← Back to context

Comment by bjourne

4 days ago

So word vectors solve the problem that two words may never appear in the same context, yet can be strongly correlated. "Python" may never be found close to "Ruby", yet "scripting" is likely to be found in both their contexts so the embedding algorithm will ensure that they are close in some vector space. Except it rarely works well because of the curse of dimensionality.

Perhaps one could represent word embeddings as vertices, rather than vectors? Suppose you find "Python" and "scripting" in the same context. You draw a weighted edge between them. If you find the same words again you reduce the weight of the edge. Then to compute the similarity between two words, just compute the weighted shortest path between their vertices. You could extend it to pair-wise sentence similarity using Steiner trees. Of course it would be much slower than cosine similarity, but probably also much more useful.

Embeddings represent more than P("found in the same context").

It is true that cosine similarity is unhelpful if you expect it to be a distance measure.

[0,0,1] and [0,1,0] are orthogonal (cosine 0) but have euclidean distance √2, and 1/3 of vector elements are identical.

It is better if embeddings encode also angles, absolute and relative distances in some meaningful way. Testing only cosine ignores all distances.

  • Modern embeddings lie on a hypersphere surface, making euclidean equal to cosine. And if they don't, I probably wouldn't want to use them.

    • True, on a hypersphere cosine and euclidean are equivalent.
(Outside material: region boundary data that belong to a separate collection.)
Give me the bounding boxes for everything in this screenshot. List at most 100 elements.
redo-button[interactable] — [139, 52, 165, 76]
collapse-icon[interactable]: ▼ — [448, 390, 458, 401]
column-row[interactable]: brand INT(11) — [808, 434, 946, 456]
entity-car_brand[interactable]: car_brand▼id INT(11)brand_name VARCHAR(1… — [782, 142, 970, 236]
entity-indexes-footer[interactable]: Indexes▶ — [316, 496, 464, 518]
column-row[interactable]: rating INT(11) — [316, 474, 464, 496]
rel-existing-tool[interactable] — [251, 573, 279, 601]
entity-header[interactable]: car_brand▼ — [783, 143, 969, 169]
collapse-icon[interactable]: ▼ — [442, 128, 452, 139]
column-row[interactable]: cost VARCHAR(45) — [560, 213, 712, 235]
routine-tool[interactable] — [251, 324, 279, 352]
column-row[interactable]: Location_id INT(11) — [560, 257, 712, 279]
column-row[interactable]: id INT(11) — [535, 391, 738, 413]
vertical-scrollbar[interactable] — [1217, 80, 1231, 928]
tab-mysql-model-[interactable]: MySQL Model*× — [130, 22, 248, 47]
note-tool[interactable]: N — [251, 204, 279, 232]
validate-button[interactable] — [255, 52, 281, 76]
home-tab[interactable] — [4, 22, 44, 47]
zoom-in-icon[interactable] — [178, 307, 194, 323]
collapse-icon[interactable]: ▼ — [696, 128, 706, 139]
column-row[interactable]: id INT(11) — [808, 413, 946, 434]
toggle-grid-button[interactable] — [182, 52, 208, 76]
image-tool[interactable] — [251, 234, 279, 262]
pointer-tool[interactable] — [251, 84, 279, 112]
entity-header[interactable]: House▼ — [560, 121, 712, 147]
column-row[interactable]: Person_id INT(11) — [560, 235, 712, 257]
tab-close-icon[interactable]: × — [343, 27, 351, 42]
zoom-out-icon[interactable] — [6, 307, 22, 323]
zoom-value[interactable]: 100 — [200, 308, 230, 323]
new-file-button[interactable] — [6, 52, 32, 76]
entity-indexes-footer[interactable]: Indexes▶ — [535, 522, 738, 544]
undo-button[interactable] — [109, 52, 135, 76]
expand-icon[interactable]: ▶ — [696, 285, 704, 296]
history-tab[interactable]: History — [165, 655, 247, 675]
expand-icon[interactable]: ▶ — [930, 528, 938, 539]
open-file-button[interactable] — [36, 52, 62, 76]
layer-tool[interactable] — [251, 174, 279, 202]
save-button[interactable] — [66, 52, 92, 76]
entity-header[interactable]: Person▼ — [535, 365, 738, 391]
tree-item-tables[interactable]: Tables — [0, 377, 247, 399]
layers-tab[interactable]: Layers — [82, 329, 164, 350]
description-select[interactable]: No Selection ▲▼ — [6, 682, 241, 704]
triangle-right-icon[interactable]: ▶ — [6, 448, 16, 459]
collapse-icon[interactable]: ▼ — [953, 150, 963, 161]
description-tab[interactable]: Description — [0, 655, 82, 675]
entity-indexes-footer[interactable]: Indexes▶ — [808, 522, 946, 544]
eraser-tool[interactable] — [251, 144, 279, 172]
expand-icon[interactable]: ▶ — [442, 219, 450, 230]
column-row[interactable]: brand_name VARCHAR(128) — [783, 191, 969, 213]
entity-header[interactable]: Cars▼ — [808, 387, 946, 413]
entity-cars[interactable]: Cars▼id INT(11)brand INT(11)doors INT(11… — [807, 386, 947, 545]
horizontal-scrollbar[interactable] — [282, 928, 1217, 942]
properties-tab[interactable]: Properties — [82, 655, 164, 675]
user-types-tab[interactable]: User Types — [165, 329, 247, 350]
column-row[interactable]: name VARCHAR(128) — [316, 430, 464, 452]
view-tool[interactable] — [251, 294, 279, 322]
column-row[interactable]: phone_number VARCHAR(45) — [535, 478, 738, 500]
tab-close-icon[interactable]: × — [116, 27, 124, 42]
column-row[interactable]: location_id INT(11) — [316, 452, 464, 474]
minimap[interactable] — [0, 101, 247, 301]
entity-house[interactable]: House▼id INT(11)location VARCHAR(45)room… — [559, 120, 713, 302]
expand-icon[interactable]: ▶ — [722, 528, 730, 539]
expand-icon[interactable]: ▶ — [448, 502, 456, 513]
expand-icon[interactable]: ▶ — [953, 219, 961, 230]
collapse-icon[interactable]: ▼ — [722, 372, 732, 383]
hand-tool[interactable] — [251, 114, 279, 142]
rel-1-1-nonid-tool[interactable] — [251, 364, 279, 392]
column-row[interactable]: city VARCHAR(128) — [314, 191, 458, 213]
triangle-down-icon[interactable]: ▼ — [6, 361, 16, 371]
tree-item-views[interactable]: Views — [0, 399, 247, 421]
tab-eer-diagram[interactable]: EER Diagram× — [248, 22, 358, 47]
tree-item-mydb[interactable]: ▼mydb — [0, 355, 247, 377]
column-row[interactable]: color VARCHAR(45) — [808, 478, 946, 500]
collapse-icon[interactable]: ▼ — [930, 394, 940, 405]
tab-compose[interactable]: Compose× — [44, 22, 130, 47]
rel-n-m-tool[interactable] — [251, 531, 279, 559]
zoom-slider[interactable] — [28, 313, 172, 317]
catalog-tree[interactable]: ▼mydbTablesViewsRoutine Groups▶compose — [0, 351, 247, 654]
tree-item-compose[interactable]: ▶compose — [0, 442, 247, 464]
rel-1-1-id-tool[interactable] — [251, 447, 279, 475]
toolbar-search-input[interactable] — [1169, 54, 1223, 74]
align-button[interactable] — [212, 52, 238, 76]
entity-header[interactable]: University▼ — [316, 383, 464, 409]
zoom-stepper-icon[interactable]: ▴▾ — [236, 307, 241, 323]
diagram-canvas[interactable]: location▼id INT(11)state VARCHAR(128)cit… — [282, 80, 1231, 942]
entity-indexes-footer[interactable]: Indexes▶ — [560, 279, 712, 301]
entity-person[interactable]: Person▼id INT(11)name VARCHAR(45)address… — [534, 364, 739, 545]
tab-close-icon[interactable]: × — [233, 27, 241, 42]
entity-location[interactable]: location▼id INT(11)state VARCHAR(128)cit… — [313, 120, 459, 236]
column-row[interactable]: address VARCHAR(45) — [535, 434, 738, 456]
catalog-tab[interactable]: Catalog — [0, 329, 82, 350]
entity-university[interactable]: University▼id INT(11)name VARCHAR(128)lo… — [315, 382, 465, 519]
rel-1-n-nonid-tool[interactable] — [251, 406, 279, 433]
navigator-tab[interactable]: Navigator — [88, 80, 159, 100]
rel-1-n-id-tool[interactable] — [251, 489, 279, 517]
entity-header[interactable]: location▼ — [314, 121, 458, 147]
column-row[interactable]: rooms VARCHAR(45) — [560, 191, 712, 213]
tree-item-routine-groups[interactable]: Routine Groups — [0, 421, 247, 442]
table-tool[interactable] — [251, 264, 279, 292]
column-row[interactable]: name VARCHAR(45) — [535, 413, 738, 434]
      But if random embeddings are gaussian, they are distributed on a "cloud" around the hypersphere, so they are not equal.

This was called ontology or semantic network. See e.g. OpenCyc (although it's rather more elaborate). What you propose is rather different than word embeddings, since it can't compare word features (think: connotations) nor ambiguity, and the way to discover similarities symbolically is not a well-understood problem.